Thanks for shedding some light on this matter guys.
As I feared, there apparently is not one simple answer. I gather that generally speaking Afrcan slaves did not have family names, at least not officially, while slaves. And that they were more or less free to pick one when freed. The (eurocentric) fallacy in my reasoning was that I implicitly supposed there was some clear cut moment the authorities required them to choose a name and stick by it - such as happened in Napoleon dominated continental Europe some time around 1800. This was probably comparable to the procedure for Europeans immigrating to the US at that time.

On a side note: I did search the forum first but this subject didn’t come up…

I know (on Facebook, not personally), an African-American with an Irish-sounding “Mac____” surname. I have wondered how that came about. Perhaps I’ll ask him, if it wouldn’t sound too impertinent.

If I recall the book correctly, he also had some skill (and luck) at cards.

Also, Ellen’s family pressured her into marrying him to get her out of a scandalous relationship with her cousin. They probably made it worth his while financially.

Hmmm… when I google my first name - last name I found that there are half a dozen people with the same name - all black. Yes my surname is in the “top 100 English surnames” but near the bottom of the list.

I wasn’t suggesting that there were no Mac’s or O’s who owned plantations or slaves… Just that plain English seriously outnumbered them in the richer segment of southern society. The large number of Scots names in the Anglo diaspora mainly come from the highland clearances (started about 1815 or so IIRC) and would have been penniless displaced sharecroppers; the biggest Irish wave would have been their abject poor from the potato famine in 1849.

From my neck of the woods: Plaçage

An explanation for some of the names in the New Orleans area.

Some of the “English-sounding names” need not be English at all. Green was mentioned in another thread as being a dead giveaway for Jewishness in Ireland, but it’s certainly not an O’Something.

There are many, many people who have no idea where their lastnames came from or mean. Just this week I read an article about a Hispanic businessman by the name of Mr.
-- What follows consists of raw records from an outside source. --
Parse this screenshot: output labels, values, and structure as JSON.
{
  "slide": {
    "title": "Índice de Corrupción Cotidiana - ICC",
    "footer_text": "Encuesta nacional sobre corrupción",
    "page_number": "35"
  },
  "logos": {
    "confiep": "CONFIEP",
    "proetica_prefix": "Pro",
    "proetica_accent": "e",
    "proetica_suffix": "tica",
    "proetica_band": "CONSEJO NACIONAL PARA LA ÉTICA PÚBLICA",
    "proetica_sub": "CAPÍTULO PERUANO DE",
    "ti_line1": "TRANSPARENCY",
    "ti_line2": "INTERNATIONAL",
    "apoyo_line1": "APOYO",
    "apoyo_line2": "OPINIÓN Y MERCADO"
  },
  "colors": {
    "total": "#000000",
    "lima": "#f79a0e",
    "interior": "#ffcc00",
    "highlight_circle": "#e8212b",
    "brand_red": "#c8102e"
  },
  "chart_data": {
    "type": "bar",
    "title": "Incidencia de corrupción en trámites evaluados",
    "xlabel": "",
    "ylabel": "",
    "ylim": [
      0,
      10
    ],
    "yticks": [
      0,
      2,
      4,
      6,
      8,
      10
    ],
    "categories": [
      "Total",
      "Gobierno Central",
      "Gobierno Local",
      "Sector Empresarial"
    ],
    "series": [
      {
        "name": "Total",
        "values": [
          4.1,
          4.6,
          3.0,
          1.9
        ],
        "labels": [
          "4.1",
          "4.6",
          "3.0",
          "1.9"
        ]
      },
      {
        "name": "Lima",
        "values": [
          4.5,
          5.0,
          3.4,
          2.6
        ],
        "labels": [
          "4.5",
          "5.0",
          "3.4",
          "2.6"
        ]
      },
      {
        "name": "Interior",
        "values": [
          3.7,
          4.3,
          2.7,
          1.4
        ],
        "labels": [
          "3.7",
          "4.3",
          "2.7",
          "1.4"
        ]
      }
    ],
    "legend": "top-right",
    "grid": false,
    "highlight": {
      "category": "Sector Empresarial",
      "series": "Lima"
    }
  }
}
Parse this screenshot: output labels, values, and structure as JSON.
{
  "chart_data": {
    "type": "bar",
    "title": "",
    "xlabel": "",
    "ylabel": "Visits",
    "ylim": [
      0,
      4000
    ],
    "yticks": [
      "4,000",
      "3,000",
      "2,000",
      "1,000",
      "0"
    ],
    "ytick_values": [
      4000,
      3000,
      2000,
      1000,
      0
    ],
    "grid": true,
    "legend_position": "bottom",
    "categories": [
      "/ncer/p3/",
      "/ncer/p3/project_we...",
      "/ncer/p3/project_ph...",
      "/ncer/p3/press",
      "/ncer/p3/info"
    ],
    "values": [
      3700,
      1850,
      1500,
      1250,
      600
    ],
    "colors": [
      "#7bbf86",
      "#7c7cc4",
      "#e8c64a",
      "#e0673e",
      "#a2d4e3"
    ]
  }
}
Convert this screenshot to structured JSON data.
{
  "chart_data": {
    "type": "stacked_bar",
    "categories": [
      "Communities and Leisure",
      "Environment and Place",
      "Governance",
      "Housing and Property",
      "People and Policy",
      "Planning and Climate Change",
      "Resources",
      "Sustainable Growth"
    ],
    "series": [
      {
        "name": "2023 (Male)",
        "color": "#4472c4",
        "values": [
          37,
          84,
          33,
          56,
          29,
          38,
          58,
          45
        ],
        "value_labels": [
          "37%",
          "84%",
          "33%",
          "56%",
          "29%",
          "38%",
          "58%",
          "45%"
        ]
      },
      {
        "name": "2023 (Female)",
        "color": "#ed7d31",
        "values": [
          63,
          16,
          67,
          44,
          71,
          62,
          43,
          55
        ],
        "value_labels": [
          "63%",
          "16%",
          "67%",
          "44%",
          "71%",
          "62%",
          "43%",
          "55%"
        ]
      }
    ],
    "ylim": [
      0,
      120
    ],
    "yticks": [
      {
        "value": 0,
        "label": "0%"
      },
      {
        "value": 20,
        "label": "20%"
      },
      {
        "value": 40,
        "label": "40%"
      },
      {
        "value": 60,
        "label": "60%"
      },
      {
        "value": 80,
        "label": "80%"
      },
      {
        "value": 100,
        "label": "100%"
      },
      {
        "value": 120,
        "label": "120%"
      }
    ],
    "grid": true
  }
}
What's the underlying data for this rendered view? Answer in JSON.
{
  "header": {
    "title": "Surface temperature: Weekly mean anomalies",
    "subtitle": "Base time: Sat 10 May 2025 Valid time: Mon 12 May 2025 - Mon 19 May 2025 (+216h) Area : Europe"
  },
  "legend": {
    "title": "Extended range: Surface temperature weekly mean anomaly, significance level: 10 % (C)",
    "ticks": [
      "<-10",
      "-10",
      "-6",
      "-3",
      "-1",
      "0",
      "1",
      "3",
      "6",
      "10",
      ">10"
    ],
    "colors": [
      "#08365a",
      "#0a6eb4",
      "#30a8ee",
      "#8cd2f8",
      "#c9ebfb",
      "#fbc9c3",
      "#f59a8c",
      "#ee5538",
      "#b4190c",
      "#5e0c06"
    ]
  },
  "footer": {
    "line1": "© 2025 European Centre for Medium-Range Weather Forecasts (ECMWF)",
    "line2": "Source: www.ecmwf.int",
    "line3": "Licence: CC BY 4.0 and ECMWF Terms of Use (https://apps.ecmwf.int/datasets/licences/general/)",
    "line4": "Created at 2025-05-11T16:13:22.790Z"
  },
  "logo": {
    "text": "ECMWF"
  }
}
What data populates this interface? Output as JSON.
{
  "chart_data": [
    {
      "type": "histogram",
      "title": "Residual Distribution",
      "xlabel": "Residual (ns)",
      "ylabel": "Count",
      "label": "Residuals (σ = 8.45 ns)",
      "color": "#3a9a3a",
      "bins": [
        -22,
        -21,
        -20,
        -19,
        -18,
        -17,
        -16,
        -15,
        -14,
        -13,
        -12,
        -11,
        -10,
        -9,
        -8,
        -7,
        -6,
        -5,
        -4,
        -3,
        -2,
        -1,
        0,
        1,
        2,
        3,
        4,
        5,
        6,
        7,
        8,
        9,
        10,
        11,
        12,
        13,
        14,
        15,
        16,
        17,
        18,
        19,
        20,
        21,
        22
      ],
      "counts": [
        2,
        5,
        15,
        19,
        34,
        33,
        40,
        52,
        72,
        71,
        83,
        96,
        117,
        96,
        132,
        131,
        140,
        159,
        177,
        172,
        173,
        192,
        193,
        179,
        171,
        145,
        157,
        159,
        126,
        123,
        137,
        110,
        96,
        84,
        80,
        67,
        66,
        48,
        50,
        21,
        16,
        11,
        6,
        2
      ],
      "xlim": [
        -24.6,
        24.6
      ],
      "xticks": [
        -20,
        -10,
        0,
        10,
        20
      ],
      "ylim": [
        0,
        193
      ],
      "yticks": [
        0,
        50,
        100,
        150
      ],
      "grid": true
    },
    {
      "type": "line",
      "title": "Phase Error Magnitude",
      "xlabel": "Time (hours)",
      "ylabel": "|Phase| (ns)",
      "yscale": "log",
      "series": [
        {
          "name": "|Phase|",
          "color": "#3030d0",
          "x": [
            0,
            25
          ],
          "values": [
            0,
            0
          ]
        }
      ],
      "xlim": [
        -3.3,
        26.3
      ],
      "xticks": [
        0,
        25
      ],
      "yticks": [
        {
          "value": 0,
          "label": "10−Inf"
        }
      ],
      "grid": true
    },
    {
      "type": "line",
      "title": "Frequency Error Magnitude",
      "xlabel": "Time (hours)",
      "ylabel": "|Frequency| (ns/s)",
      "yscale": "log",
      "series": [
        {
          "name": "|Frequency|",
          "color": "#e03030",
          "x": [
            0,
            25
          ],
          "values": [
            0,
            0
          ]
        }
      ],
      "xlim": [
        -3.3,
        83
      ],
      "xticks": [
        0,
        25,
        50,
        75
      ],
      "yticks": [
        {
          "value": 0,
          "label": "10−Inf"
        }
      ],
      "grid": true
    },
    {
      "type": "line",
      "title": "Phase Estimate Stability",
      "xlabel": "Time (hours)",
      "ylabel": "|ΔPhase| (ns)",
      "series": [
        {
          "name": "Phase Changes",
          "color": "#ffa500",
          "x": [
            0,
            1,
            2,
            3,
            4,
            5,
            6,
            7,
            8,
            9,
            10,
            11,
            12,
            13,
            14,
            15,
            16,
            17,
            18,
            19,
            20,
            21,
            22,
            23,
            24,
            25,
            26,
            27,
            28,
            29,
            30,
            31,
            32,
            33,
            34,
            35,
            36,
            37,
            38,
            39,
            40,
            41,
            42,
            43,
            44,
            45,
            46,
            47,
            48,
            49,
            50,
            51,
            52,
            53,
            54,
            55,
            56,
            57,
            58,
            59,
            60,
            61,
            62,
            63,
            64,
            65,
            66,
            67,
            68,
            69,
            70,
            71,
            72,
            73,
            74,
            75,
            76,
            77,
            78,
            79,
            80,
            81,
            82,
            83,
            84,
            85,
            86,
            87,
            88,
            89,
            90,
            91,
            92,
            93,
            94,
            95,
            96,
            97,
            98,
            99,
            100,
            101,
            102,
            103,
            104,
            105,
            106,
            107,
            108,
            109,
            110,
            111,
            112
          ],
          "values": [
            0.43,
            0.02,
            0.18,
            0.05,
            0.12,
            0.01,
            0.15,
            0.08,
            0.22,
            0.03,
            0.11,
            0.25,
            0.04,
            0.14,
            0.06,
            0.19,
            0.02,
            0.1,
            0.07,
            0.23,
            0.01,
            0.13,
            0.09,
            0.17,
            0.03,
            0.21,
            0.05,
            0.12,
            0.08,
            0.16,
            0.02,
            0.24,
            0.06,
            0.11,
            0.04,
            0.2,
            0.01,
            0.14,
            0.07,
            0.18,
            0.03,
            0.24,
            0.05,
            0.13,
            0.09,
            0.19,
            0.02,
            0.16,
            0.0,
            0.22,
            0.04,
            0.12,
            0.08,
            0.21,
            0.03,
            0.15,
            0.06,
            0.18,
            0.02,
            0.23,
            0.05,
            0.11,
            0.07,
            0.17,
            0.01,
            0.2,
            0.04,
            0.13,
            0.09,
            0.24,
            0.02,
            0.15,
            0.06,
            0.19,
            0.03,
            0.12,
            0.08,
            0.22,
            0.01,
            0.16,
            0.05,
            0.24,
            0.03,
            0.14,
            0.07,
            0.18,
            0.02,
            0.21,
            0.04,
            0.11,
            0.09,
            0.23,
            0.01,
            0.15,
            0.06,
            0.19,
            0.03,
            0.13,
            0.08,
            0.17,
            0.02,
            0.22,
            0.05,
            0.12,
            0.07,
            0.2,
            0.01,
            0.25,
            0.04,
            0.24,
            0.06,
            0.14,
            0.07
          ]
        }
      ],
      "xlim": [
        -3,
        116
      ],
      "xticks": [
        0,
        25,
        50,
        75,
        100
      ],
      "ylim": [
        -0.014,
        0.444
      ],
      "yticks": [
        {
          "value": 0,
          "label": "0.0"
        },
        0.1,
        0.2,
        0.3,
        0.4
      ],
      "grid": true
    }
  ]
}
Palomarez - it’s Palomares in the original spelling (“Dovecotes”; from Palencia) but he somehow ended up with that hypercorrected version which makes my teeth hurt.

I think that surnames were not really needed for slaves in 1801. It wasn’t until they were freed that they needed something other than a first name, and the last name they took then didn’t necessarily have to be that of their former master. At least this is what I gather form shows like Finding Your Roots and Genealogy Roadshow.

There were also a very large number of Scots-Irish (Scottish Presbyterians who moved to, mainly, Ulster in the 1600’s) who migrated to America in the early 1700’s. Many settled in Virginia or the Carolinas. Many ended up in Kentucky, or Indiana etc.

~ ~ ~ ~ ~

Michelle Obama née Robinson got her surname from Jim Robinson, a slave on the Friendfield Plantation in Georgetown, S.C. who was in his early teens when Lincoln signed the Proclamation. AFAIK, there is no indication how he chose his surname.

It wasn’t particularly common, but it could happen. Thomas Lynch came to America with his father in the 1670s, and by his death, was one of the largest landholders in South Carolina. (His grandson was one of the signers of the Declaration of Independence.)

Alexander Porter came from County Donegal with his uncle after his father was executed during the Rebellion of 1798, managed to read for the bar, and then, when Louisiana became a state, was a delegate to their constitutional convention, got elected to the legislature, became a state judge, and then Senator from Louisiana, and while he was doing it, managed to build up a sugar plantation called Oaklawn Manor.

Frederick Stanton, who was a physician, came to Natchez and started planting, and by the time he died, owned about 15,000 acres and 444 slaves. He also built a mansion in Natchez which he named Belfast, after his home town.

There was also a Michael O’Reily, another physician, who managed to own a small plantation in Jackson County, Mississippi.

So was it common? No. Did it happen? Sure.